HPCwire: IS THERE A RISK TO SSP IF ASCI PLATFORMS ARE DELAYED?
Schwitters: To assess this risk an acquisition scenario with reduced funding
was constructed. To make a long story short, it assumed a modest decrease from
planned platform budgets, and the net effect was an acquisition stretch-out
that reduced overall capacity to below 1/3 of demand during critical program
years this decade. The risk to SSP of such a delay is high, not so much from
the delayed capability, but from the very serious reduction in overall
capacity. In addition, purchasing the proposed large platforms - Purple C and
Red Storm - on a stretched-out, sub-optimal schedule, where their CPUs and
other components are bought after their performance/cost prime, appears unwise
both in terms of delivered capability and capacity.
HPCwire: WHAT WERE THE RECOMMENDATIONS MADE?
Schwitters: As was mentioned earlier, with regards to NNSA's current ASCI
platform acquisition strategy, it is critical that the program boost platform
capacity acquisition now, balanced by future capability increases. The program
can cope with a factor-of-two over-subscription by prioritizing its
requirements and carefully managing its resources; however, going beyond this
becomes unmanageable. The likely result would be the delay in meeting SSP
technical milestones and/or expensive mitigation programs from elsewhere in
the SSP. The second area of risk is the lack of a credible "road map" to
attaining PF capability.
Overall efficiency of the applications was also looked at. A strong and
valuable effort has been made by the ASCI program to increase efficiency of
performance. Similar efficiencies are found in many commercial, engineering
and scientific applications. While I applaud efforts to improve efficiency, a
continuing investment in improving efficiency is important.

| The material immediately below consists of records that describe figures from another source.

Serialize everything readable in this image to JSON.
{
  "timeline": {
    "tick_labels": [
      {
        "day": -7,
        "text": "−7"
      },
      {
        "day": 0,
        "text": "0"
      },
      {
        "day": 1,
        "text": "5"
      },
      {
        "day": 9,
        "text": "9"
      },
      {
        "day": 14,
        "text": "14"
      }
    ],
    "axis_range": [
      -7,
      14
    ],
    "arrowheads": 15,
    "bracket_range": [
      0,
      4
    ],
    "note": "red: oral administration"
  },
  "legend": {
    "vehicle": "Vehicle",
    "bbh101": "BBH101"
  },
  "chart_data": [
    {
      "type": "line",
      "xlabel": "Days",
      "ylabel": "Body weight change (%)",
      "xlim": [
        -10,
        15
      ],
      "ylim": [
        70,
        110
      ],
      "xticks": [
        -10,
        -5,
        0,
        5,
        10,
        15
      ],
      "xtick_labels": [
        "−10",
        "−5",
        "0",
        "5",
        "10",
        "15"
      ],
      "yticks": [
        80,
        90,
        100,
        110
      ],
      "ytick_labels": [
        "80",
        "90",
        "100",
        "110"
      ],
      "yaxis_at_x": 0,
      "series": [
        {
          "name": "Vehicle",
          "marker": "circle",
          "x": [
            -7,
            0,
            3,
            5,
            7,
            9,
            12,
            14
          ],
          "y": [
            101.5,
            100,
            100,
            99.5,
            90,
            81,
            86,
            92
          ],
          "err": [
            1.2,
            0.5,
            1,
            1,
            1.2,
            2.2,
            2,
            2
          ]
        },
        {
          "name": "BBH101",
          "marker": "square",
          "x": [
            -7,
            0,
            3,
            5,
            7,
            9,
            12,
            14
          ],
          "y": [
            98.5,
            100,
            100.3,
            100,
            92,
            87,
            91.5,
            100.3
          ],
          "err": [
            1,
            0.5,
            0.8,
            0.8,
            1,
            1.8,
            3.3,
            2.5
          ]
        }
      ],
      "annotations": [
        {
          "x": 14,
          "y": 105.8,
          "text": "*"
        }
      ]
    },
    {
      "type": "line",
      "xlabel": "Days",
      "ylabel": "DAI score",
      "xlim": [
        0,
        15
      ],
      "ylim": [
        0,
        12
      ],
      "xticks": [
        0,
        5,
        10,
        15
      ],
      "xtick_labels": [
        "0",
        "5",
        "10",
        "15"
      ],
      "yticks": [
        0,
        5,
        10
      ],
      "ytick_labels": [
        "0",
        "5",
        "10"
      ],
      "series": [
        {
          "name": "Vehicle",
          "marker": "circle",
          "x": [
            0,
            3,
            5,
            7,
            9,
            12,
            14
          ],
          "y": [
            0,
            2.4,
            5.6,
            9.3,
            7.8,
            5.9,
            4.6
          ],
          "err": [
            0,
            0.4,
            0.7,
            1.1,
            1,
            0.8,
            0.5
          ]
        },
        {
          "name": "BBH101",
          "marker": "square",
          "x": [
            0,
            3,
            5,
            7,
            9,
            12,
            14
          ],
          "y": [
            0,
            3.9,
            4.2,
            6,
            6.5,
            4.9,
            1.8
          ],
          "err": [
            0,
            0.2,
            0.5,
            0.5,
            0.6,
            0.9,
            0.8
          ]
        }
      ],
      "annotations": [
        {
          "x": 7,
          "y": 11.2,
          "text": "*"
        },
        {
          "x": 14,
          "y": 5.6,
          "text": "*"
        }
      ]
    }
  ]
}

With regard to the rest of SSP, the report has some other recommendations that
may not be of much interest to your audience. In particular, the advance
nuclear weapons science at every opportunity is encouraged and I am pleased to
see some excellent new science emerging in association with ASCI. Better
science is the best way to reduce risk and the only possible way to achieve
sufficiency in the modeling and understanding of these complex systems.
In summary, the study validated ASCI as essential to stockpile stewardship for
contributing to achieving technical milestones, enabling new capabilities with
better science, and training a cadre of new weapons experts.
|